How Many Terms of The A P 9, 17, 25,..... Must Be Taken So That Their Sum is 636?

Given

Arithmetic Progression, AP= 9, 17, 25, ……

First term, a = 9

Second term = 17

Required Sum = 636

Solution

Common difference, d = Second term - first term =9 - 17=-8

Required sum = 636.

So, substituting the given values to find the value of n, i,e., number of terms.

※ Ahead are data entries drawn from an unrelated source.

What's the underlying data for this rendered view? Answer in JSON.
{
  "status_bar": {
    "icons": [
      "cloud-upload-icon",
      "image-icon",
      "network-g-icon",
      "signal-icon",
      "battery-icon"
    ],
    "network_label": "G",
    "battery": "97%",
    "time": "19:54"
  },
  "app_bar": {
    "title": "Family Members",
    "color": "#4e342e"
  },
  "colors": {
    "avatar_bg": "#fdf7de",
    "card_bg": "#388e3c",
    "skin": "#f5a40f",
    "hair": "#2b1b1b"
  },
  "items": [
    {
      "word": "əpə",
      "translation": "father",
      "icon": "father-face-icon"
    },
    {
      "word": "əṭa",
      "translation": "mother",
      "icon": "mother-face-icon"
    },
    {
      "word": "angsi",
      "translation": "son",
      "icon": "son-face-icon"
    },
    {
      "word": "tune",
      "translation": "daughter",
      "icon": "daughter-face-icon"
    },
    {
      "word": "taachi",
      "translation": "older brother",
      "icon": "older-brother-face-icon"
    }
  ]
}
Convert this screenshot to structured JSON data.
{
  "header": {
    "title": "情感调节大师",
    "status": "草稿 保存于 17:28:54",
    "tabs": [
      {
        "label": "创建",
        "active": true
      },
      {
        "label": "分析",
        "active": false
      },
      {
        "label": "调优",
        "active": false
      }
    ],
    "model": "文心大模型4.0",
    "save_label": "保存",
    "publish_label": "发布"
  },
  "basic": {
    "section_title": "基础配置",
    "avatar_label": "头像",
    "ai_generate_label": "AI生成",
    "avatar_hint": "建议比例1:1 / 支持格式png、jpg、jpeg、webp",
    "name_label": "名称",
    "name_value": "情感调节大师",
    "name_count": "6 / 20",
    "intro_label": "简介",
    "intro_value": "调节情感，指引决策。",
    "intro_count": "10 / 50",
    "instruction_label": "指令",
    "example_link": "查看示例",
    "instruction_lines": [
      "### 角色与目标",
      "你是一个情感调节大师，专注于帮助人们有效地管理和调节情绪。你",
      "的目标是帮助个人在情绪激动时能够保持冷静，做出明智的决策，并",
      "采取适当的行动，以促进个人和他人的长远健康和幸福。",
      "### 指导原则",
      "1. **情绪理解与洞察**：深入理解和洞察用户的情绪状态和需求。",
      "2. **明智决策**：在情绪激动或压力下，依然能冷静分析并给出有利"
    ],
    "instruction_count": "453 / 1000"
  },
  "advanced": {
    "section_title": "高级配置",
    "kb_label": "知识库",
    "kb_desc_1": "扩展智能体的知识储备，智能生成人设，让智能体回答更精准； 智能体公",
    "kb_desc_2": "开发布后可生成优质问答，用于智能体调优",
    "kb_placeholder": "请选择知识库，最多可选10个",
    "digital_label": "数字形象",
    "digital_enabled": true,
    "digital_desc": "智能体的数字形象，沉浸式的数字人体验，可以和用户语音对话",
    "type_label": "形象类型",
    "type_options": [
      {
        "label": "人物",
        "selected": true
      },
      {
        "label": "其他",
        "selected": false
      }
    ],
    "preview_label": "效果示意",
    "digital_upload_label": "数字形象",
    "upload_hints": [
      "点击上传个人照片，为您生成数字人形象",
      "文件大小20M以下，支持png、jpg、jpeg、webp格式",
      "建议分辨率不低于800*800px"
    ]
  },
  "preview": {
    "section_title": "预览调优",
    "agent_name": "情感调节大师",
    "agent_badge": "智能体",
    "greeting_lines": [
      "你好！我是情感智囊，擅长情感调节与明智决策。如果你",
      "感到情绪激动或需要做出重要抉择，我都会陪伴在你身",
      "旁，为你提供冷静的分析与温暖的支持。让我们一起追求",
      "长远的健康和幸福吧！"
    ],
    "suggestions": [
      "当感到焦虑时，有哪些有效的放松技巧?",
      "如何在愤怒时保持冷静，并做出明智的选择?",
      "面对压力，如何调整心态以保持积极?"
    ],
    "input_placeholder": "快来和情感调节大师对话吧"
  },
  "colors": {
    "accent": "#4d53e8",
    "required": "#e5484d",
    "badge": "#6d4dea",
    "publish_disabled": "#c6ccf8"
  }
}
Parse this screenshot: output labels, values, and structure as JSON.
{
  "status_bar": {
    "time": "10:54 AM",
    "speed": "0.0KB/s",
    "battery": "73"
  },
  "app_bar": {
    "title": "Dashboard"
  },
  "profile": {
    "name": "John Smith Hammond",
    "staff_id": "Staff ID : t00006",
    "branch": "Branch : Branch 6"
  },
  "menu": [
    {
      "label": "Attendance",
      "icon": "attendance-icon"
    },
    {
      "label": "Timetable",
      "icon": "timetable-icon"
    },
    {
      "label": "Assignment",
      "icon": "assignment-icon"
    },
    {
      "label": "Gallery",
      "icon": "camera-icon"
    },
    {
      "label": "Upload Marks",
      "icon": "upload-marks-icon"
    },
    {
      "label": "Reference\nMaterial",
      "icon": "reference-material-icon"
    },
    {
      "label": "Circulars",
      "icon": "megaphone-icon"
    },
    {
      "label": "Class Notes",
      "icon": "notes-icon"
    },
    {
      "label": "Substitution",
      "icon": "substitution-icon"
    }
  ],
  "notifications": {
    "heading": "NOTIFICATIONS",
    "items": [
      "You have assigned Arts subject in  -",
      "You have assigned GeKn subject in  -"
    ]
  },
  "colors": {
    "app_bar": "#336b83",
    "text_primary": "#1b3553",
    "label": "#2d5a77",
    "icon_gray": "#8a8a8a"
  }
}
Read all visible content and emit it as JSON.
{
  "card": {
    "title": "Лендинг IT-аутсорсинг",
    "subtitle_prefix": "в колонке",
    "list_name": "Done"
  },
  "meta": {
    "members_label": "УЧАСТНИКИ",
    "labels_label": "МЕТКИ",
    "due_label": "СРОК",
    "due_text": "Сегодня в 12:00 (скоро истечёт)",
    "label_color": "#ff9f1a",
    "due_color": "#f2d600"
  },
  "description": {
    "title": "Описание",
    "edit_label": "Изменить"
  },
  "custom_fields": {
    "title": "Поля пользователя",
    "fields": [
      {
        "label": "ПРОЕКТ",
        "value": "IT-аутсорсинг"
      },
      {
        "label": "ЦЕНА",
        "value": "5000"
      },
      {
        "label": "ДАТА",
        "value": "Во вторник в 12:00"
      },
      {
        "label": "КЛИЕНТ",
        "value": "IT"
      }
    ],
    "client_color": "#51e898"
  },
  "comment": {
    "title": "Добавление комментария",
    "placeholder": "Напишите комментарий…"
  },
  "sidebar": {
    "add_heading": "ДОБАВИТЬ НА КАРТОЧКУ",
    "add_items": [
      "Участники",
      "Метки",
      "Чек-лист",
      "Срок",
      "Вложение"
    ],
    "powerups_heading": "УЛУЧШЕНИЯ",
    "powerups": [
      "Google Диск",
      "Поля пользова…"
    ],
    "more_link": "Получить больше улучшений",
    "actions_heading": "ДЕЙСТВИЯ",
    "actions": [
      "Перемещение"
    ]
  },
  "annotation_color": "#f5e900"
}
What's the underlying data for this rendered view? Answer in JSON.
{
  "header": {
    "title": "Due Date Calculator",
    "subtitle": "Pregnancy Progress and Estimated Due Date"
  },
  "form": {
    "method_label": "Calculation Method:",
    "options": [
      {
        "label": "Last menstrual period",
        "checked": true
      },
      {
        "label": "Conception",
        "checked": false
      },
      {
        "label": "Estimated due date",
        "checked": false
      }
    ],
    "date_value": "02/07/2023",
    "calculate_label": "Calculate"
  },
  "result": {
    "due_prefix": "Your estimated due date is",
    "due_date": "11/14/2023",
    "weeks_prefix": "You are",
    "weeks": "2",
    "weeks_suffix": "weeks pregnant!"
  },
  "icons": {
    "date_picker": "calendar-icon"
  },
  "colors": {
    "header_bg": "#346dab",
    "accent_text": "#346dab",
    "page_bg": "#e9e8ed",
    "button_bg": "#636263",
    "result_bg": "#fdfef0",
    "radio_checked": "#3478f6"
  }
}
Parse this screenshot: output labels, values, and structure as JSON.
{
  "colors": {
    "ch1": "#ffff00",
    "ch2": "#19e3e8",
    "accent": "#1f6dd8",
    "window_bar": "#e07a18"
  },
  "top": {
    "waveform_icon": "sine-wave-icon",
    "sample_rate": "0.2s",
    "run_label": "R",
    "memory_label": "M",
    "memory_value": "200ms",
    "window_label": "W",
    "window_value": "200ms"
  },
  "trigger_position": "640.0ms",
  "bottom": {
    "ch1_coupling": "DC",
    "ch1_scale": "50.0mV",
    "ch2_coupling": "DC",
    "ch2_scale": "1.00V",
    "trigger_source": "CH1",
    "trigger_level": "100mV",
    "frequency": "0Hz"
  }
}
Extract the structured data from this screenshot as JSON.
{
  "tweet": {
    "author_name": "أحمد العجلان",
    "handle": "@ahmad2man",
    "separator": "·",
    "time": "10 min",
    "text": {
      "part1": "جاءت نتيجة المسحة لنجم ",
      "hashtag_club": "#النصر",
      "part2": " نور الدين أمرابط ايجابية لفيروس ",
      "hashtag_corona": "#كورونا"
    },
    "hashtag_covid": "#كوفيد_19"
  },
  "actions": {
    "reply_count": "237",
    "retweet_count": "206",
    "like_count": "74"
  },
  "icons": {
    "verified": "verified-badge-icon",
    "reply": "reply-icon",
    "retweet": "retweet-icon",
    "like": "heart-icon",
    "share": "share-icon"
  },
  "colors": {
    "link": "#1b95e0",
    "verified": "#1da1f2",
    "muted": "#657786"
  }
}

S_{n} = \frac{n}{2}[2a+(n-1)d]

\Rightarrow 636 = \frac{n}{2}[2.9+(n-1)8]

\Rightarrow 1272 = n (18 + 8n - 8)

\Rightarrow 1272 = n (10 + 8n)

\Rightarrow 1272 = 8n^{2}+ 10 n

\Rightarrow 0 = 8n^{2} + 10n - 1272

\Rightarrow 0 = 8n^{2} + 106n - 96n - 1272

\Rightarrow 0 = 2n (4n + 53) - 24 (4n + 53)

\Rightarrow 0 = (2n - 24) (4n + 53)

\Rightarrow n = \frac{24}{2} = 12 or n = \frac{-53}{4}

For n = \frac{-53}{4} , as the value of n cannot be negative or fraction, this value of n is impossible.

Hence, 12 terms of the AP 9, 17, 25,..... needs to be added to obtain 636.

Conclusion

Hence, for the given AP 9,17,25….; 12 terms need to be added to get the sum of 636.